Wagner da Silva
S. Rosa de Lima

A generalização do processo de investigação nos gastos da saúde em Santa Rosa de Lima trouxe dificuldades à Comissão Parlamentar de Inquérito (CPI). Por conta disso, o grupo deverá pedir a prorrogação do prazo para a entrega do documento que analisa os gastos municipais feitos no setor nos últimos dez anos. O tempo de análise termina na próxima quarta-feira.

Convênios, relatório de licitações, entre outros investimentos, são analisados. “Não transformamos esta ação em fato político. Não queremos atingir ninguém. Se há irregularidades ou não, esta ação servirá de alerta para que os administradores tomem mais cuidados”, explica o presidente da comissão, o vereador Salésio Wiemes (PT).

Ao todo, sete itens foram citados e, por isso, o pedido de prolongamento do tempo de análise é requerido. “O número de informações geradas é muito grande. Mesmo com todo empenho da comissão em analisar e da prefeitura em enviar os documentos solicitados, não será possível entregar o resultado na próxima quarta-feira”, lamenta o presidente.
Na próxima semana, a comissão deve concluir os depoimentos das pessoas citadas no processo. “Esta CPI atrapalha nossa ação como vereadores porque deixamos de atender a comunidade. Por isso, queremos concluir o mais breve possível este processo”, complementa Wiemes.

Prefeitura pode estar
no cadastro de ‘devedores’

Desde que os trabalhos da Comissão Parlamentar de Inquérito (CPI) iniciou, em maio deste ano, apenas uma questão irregularidade foi apontada no setor da saúde da prefeitura de Santa Rosa de Lima. Trata-se de um convênio feito na administração 2000/2004, na gestão de Bertilo Heidemann (PMDB).
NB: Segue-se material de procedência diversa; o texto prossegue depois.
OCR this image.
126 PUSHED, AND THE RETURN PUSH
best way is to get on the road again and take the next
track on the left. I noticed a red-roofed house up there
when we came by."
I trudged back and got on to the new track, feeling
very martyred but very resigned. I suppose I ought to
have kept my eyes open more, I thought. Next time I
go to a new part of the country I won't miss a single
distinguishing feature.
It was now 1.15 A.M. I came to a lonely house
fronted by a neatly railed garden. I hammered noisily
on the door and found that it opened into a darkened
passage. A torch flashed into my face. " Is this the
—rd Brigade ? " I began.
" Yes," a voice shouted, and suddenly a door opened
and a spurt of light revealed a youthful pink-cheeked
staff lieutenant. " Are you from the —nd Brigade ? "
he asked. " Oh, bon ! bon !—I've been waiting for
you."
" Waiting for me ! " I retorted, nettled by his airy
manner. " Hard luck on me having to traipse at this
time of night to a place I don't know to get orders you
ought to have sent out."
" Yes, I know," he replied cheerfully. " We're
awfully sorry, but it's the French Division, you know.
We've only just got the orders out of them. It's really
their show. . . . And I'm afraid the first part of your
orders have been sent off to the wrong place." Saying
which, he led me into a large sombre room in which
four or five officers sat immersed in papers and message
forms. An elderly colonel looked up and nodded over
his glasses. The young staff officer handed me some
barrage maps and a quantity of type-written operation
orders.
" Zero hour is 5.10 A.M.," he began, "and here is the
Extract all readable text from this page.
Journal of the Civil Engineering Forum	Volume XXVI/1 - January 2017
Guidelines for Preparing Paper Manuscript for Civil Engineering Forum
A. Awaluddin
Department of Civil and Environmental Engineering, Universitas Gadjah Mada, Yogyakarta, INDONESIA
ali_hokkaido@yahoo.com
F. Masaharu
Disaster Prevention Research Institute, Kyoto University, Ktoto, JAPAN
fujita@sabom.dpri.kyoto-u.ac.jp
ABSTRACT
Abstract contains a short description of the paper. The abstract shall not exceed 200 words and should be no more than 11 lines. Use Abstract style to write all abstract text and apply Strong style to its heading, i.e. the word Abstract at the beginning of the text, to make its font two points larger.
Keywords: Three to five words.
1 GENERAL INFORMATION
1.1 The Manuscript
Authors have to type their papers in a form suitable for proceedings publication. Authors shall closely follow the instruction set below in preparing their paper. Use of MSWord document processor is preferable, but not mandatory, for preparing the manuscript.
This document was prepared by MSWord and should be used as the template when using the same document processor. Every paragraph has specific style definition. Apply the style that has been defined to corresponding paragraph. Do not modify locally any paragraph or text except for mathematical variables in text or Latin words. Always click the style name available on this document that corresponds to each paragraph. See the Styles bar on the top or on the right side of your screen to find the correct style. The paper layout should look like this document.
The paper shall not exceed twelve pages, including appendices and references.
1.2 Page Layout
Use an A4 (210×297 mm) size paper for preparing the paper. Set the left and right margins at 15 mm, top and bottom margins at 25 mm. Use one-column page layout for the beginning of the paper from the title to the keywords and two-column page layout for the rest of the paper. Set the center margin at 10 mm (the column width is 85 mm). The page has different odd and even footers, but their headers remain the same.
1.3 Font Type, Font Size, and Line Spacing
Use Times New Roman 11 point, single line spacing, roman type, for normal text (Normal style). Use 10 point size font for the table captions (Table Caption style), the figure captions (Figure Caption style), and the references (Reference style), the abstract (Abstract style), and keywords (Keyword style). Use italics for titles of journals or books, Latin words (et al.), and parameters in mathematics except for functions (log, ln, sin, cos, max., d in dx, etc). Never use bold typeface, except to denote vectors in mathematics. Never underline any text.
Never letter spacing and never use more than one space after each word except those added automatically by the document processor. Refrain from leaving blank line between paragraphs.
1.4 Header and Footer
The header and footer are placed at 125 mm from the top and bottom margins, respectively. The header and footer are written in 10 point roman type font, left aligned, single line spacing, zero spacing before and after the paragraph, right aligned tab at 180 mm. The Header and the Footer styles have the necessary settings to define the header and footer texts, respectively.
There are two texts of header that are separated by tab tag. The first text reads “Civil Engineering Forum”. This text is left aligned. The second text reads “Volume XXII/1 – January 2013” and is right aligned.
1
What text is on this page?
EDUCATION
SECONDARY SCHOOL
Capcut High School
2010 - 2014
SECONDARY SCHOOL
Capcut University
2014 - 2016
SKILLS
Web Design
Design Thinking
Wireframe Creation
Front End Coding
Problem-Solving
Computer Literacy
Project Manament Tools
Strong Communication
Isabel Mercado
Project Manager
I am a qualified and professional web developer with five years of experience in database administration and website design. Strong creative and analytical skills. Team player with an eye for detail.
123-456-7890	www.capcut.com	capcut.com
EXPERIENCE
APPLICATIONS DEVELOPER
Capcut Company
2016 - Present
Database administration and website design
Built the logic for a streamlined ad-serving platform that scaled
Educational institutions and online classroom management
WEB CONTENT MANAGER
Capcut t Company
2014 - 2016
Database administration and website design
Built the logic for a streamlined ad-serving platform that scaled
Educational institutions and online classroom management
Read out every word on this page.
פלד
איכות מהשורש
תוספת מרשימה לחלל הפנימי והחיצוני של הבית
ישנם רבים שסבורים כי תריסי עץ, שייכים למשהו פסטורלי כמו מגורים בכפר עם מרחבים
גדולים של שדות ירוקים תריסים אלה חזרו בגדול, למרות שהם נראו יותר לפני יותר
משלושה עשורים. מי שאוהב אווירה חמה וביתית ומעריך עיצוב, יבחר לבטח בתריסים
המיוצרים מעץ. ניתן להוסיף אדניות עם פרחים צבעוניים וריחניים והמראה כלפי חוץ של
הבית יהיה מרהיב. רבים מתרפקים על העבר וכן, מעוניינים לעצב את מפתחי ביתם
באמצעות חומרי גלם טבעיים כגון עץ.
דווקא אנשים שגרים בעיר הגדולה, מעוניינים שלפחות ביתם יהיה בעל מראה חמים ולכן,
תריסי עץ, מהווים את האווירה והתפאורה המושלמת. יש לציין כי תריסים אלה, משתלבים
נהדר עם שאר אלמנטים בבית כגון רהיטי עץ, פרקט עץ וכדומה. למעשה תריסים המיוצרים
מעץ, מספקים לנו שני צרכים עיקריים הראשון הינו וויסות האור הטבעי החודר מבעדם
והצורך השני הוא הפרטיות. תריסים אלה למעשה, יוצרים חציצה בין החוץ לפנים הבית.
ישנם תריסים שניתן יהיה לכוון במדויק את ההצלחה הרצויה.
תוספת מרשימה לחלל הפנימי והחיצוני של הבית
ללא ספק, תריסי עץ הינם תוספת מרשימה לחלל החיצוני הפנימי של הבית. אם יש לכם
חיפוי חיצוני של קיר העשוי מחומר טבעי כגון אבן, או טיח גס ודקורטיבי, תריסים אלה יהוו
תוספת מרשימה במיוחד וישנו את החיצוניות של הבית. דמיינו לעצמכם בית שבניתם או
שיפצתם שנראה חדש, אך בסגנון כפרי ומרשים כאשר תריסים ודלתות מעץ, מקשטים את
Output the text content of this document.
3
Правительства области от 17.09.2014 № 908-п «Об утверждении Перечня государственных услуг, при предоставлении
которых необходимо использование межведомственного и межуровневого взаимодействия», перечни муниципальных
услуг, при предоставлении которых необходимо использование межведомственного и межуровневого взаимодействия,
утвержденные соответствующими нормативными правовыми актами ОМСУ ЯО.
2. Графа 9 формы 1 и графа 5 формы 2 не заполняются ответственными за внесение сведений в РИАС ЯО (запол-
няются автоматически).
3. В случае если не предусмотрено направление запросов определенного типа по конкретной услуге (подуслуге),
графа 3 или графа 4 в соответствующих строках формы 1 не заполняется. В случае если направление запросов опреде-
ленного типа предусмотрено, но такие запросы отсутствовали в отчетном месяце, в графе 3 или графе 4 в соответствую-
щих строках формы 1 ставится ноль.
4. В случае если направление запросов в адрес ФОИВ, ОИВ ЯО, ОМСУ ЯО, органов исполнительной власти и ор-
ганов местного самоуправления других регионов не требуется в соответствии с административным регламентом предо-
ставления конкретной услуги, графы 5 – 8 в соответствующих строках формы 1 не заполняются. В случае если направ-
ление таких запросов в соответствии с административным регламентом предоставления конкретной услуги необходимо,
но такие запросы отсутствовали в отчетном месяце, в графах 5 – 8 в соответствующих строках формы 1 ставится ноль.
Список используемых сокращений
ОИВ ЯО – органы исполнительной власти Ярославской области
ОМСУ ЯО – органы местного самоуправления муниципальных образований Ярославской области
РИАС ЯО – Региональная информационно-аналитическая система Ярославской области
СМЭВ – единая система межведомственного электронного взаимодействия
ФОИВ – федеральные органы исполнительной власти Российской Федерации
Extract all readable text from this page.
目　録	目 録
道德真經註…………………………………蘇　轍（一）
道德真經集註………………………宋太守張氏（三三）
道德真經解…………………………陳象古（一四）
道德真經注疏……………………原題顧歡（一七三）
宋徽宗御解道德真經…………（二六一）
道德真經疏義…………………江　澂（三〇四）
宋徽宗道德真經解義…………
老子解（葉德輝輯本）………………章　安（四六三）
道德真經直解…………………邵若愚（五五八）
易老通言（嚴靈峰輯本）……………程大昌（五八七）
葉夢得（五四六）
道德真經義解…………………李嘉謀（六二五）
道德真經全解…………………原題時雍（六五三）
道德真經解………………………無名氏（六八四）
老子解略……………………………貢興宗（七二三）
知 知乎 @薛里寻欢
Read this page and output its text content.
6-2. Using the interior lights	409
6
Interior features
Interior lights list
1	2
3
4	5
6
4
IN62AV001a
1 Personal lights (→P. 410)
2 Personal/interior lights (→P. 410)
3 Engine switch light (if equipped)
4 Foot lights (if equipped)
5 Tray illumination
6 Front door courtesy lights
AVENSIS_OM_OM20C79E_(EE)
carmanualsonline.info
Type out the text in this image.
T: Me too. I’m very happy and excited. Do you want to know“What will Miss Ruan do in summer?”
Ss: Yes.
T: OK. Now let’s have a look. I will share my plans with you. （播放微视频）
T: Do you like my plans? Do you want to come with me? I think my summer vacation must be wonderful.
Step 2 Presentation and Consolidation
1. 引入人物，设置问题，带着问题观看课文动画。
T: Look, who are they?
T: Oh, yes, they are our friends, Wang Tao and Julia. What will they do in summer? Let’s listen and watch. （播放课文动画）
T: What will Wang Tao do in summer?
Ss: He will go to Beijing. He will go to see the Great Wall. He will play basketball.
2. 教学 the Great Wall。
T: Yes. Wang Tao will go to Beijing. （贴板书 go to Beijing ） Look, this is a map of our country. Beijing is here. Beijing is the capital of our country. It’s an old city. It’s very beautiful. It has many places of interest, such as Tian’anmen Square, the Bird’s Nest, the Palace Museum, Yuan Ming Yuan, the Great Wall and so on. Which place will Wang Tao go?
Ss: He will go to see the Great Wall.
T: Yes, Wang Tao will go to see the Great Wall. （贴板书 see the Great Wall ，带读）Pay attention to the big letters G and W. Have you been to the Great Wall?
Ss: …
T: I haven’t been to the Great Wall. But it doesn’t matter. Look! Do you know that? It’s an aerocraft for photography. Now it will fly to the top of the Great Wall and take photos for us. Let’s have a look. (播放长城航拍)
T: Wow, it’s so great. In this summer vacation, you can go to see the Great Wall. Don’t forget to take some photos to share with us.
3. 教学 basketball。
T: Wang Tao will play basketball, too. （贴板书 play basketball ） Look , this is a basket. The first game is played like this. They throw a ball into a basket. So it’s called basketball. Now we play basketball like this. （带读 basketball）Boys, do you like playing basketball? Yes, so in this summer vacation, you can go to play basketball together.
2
Neste caso, a prefeitura terá 15 dias para efetuar um pagamento de R$ 50 mil. Do contrário, estará no cadastro da Receita Federal como inadimplente. “Todos os projetos ficam bloqueados até que o pagamento seja feito”, explica o presidente da comissão, o vereador Salésio Wiemes (PT).

A administração trabalha em um processo de defesa para que o município não seja exposto negativamente na Receita Federal. “Há vários projetos em andamento e os recursos podem ser bloqueados. A cidade é pequena e este valor é bastante significativo”, considera Wiemes. O ex-prefeito Bertilo foi procurado pela redação do Notisul na tarde de ontem, mas não foi localizado para explicar o assunto.